Artwork Under Spotlight: Birth by Tamás Péli

Artwork Under Spotlight: Birth by Tamás Péli
Tamás Péli—Birth

Off-Biennale Budapest participates in the project "From Complicated Past Towards Shared Futures" with its own project RomaMoMA, which is conceived in collaboration with The European Roma Institute for Arts and Culture (ERIAC), Berlin. The project's aim is to imagine, work out, and perform what a trans-national museum of Roma contemporary art should be like. This question entails issues of great currency, such as decolonisation and the right to access one’s heritage; the current redefinition of the museum’s role in society; or the situation and (political, cultural, artistic) representation of the Roma across Europe (past and present) and their contribution to a European identity and culture. RomaMoMA is a platform that changes with each new edition, through which the representation of contemporary Roma art and social issues related to Roma can be discussed in the transnational context of postcolonialism.

In 2021, in the frame of the third edition of OFF-Biennale Budapest the first public presentation of a legendary, powerful but still, known only to a few, Tamás Péli’s work of art took place: the panneau titled Birth. Thanks to the dedicated work of many people, the painting’s story continued – it participated in Kassel as one of the highlights of documenta fifteen. The Fridericianum, the first museum building at the European continent hosted the painting till 25 September 2022.


Tamás Péli—Birth, 1983
Kassel, Fridericianum
In cooperation with the OFF-Biennale and ERIAC (European Roma Institute for Arts and Culture), in the framework of documenta fifteen. 

In 1983, Hungarian-Roma painter Tamás Péli painted a huge mythical panneau for the Tiszadob children's home, depicting the origins of the Roma and their common history with the Hungarians. In the painting, the myth of the origins of the Roma people is mixed with episodes of Gypsy-Hungarian history and the that time prominent figures of contemporary Roma cultural life, forming a swirling unity. 

The orphanage in Tiszadob was largely inhabited by children of Roma origin, children who either did not know their own families or did not experience community with them. As Roma and as orphans, they carried multiple burdens, and for most of them a sense of belonging was rarely granted. 

Tamás Péli was a leading figure in the Roma intelligentsia of the seventies and eighties, a prominent member of the Roma self-organisation movement, a cosmopolitan and respected artist who painted this work together with several of his colleagues. It is a truly collective work, not only in terms of the way it is created, but also because the subject matter, the shared history of Gypsies and Hungarians, and the many micro-narratives depicted in the picture are derived from shared traditions and experiences. 

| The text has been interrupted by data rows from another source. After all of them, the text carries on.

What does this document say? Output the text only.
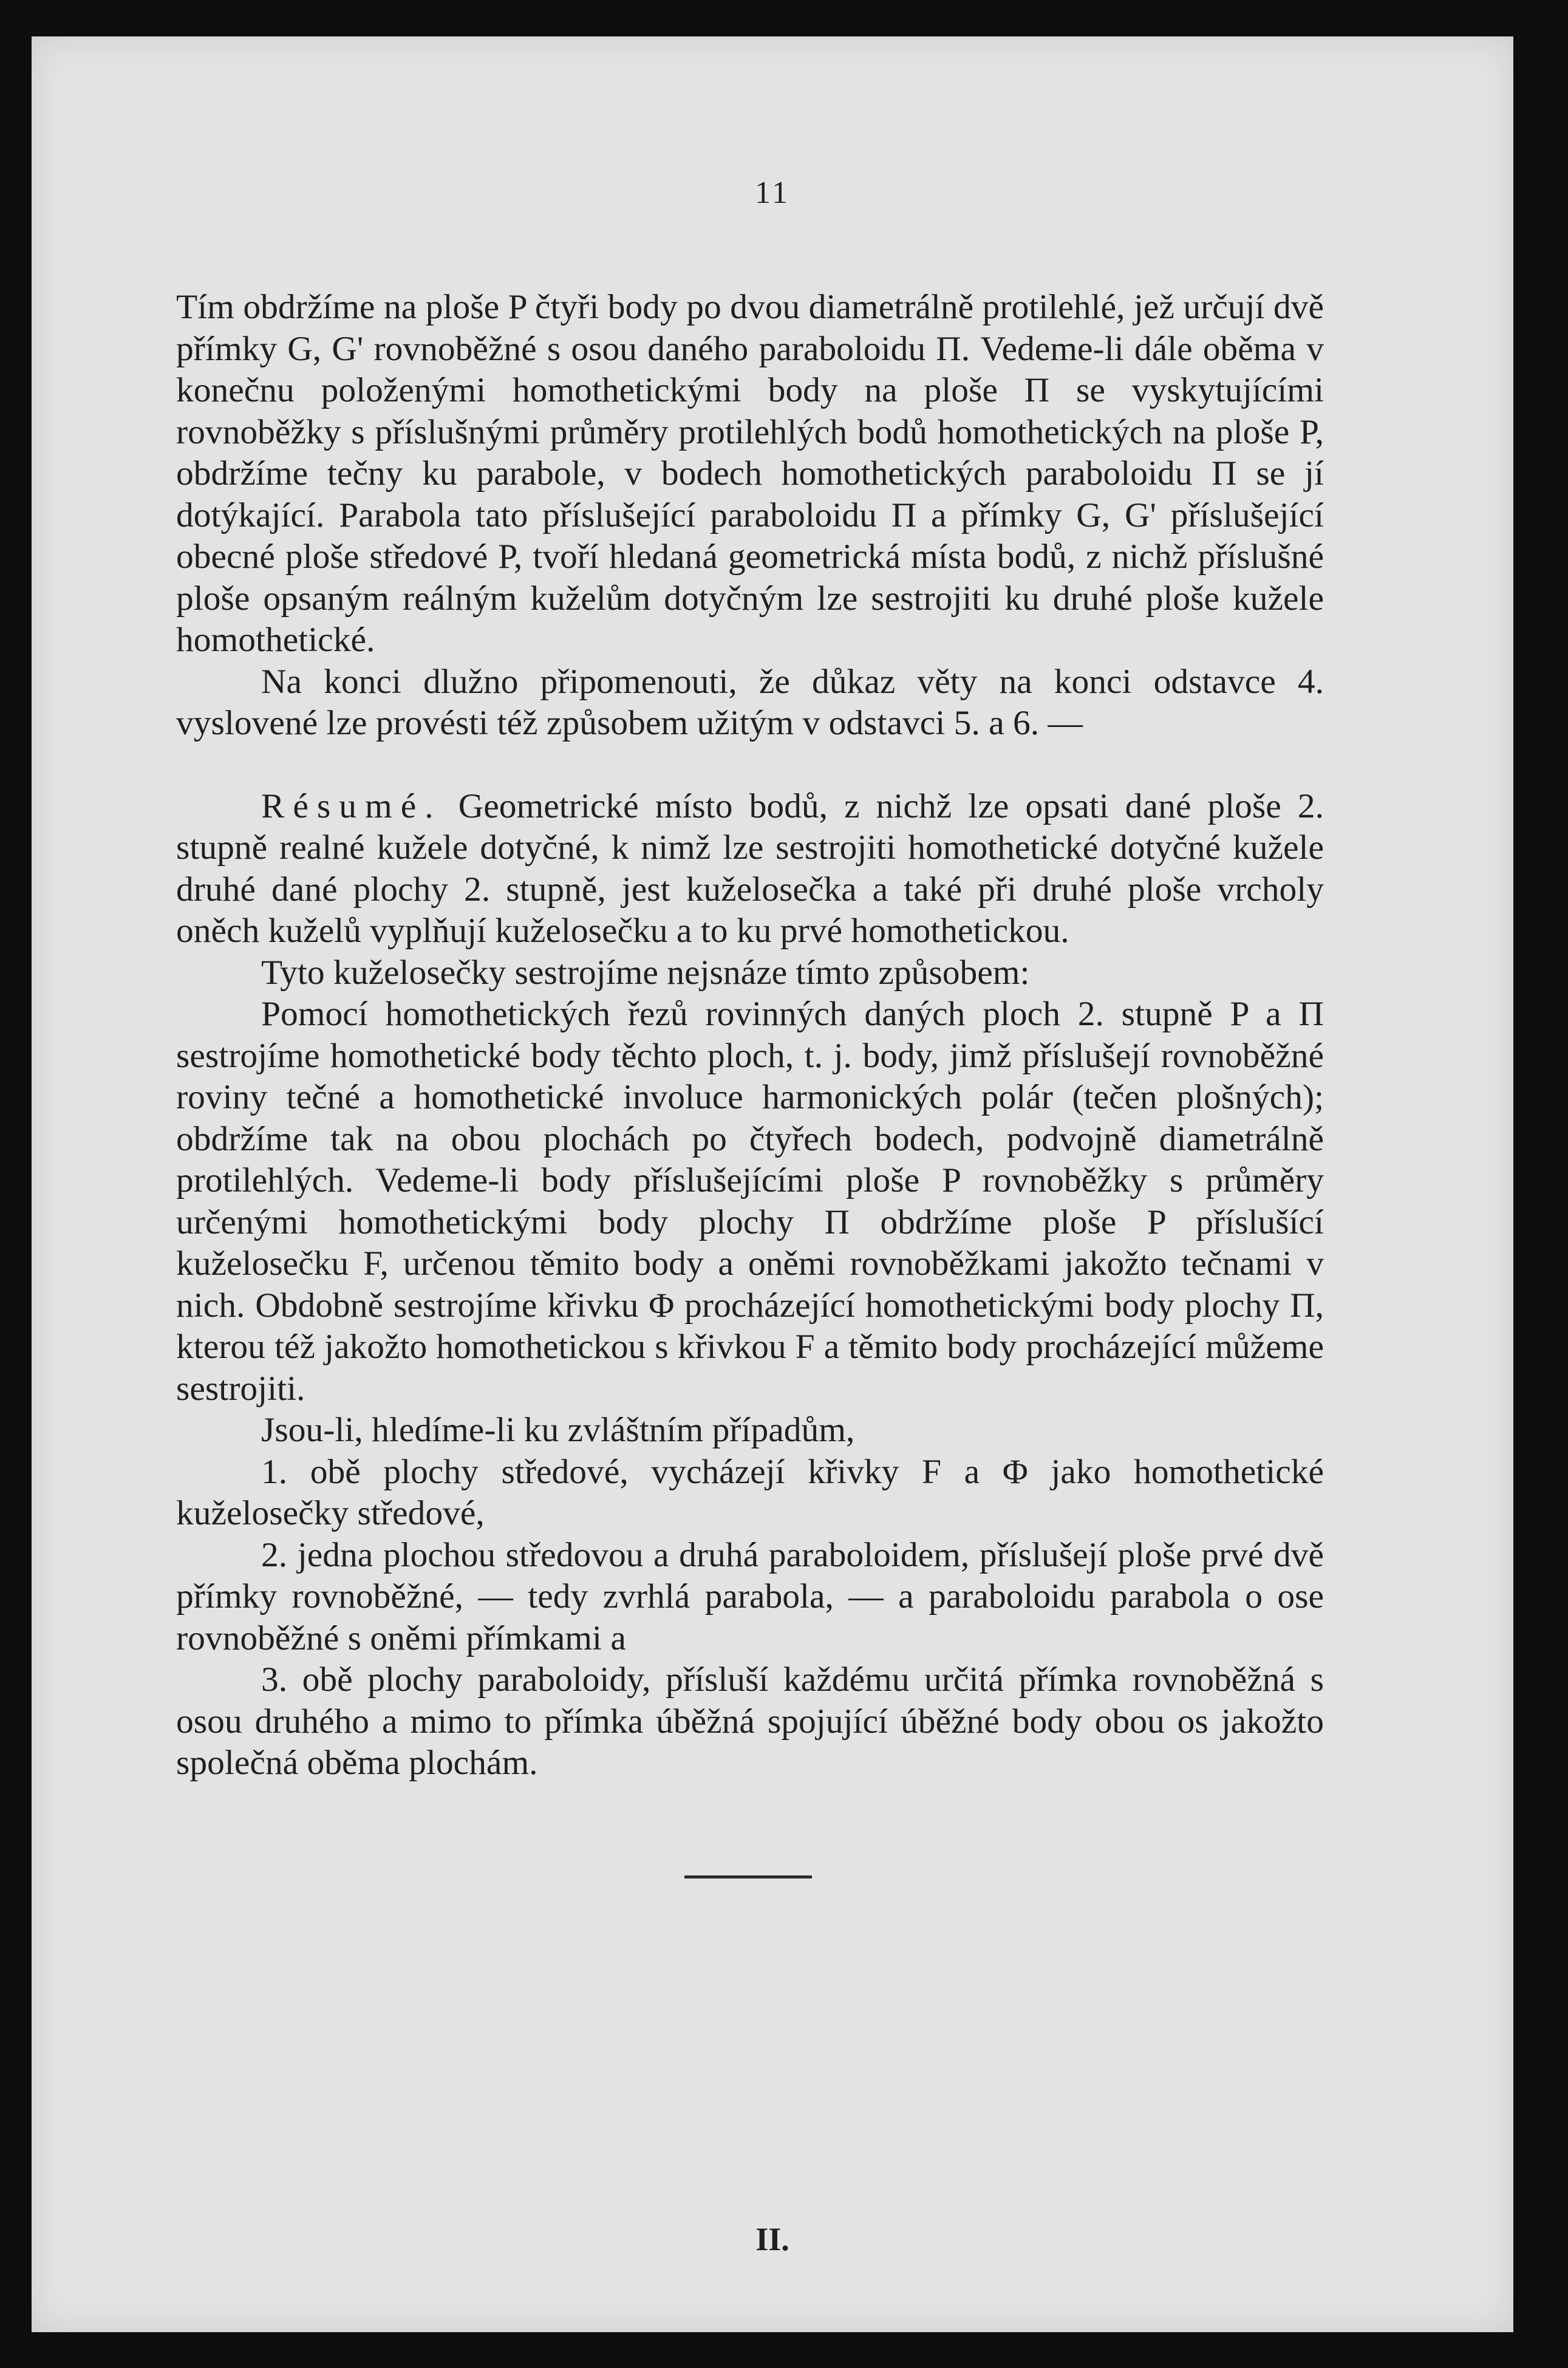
11

Tím obdržíme na ploše P čtyři body po dvou diametrálně protilehlé, jež určují dvě přímky G, G' rovnoběžné s osou daného paraboloidu Π. Vedeme-li dále oběma v konečnu položenými homothetickými body na ploše Π se vyskytujícími rovnoběžky s příslušnými průměry protilehlých bodů homothetických na ploše P, obdržíme tečny ku parabole, v bodech homothetických paraboloidu Π se jí dotýkající. Parabola tato příslušející paraboloidu Π a přímky G, G' příslušející obecné ploše středové P, tvoří hledaná geometrická místa bodů, z nichž příslušné ploše opsaným reálným kuželům dotyčným lze sestrojiti ku druhé ploše kužele homothetické.

Na konci dlužno připomenouti, že důkaz věty na konci odstavce 4. vyslovené lze provésti též způsobem užitým v odstavci 5. a 6. —

Résumé. Geometrické místo bodů, z nichž lze opsati dané ploše 2. stupně realné kužele dotyčné, k nimž lze sestrojiti homothetické dotyčné kužele druhé dané plochy 2. stupně, jest kuželosečka a také při druhé ploše vrcholy oněch kuželů vyplňují kuželosečku a to ku prvé homothetickou.

Tyto kuželosečky sestrojíme nejsnáze tímto způsobem:

Pomocí homothetických řezů rovinných daných ploch 2. stupně P a Π sestrojíme homothetické body těchto ploch, t. j. body, jimž příslušejí rovnoběžné roviny tečné a homothetické involuce harmonických polár (tečen plošných); obdržíme tak na obou plochách po čtyřech bodech, podvojně diametrálně protilehlých. Vedeme-li body příslušejícími ploše P rovnoběžky s průměry určenými homothetickými body plochy Π obdržíme ploše P příslušící kuželosečku F, určenou těmito body a oněmi rovnoběžkami jakožto tečnami v nich. Obdobně sestrojíme křivku Φ procházející homothetickými body plochy Π, kterou též jakožto homothetickou s křivkou F a těmito body procházející můžeme sestrojiti.

Jsou-li, hledíme-li ku zvláštním případům,

1. obě plochy středové, vycházejí křivky F a Φ jako homothetické kuželosečky středové,

2. jedna plochou středovou a druhá paraboloidem, příslušejí ploše prvé dvě přímky rovnoběžné, — tedy zvrhlá parabola, — a paraboloidu parabola o ose rovnoběžné s oněmi přímkami a

3. obě plochy paraboloidy, přísluší každému určitá přímka rovnoběžná s osou druhého a mimo to přímka úběžná spojující úběžné body obou os jakožto společná oběma plochám.

II.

In the context of documenta fifteen, the image not only entered the international public sphere unprecedented, but also left behind the the narrow framework of the Roma-Hungarian dichotomy for the first time. Although the basic aim of the picture is to show the unity, interdependence and belonging of the two peoples, its subject - the birth of the Roma - finds many analogies with the birth stories of other peoples. The picture tells the story of people marginalised within the nation-state, a story that has no place in the grand historical canon. Here we see the interweaving of stories, tales, narratives, songs, dozens of stories handed down through generations, the voices of many silenced lives, and the pride of contemporaries, the generation of the picture's creators, in whom the cultural consciousness of the Roma is being expressed. 

The painting remained in place until the orphanage closed. When the orphanage's romantic castle building was closed for renovation and thus change of function and the orphanage moved out, the painting was taken in four pieces and stored in a local museum - for more than ten years. The hard-to-find voices were silenced again, and the painting was forgotten.

It was brought back into the public eye in 2021, when it was exhibited at the Budapest History Museum as part of the OFF Biennale, at the suggestion of three dedicated researchers (Teri Szűcs, Eszter György, Anna Szász). From there, it was on its way to Kassel to be given a new space alongside hundreds of previously marginalised voices in the context of documenta fifteen, which sought to rethink the institutional system and community foundations of contemporary art. 

Documenta fifteen is on view in Kassel until 25 September 2022.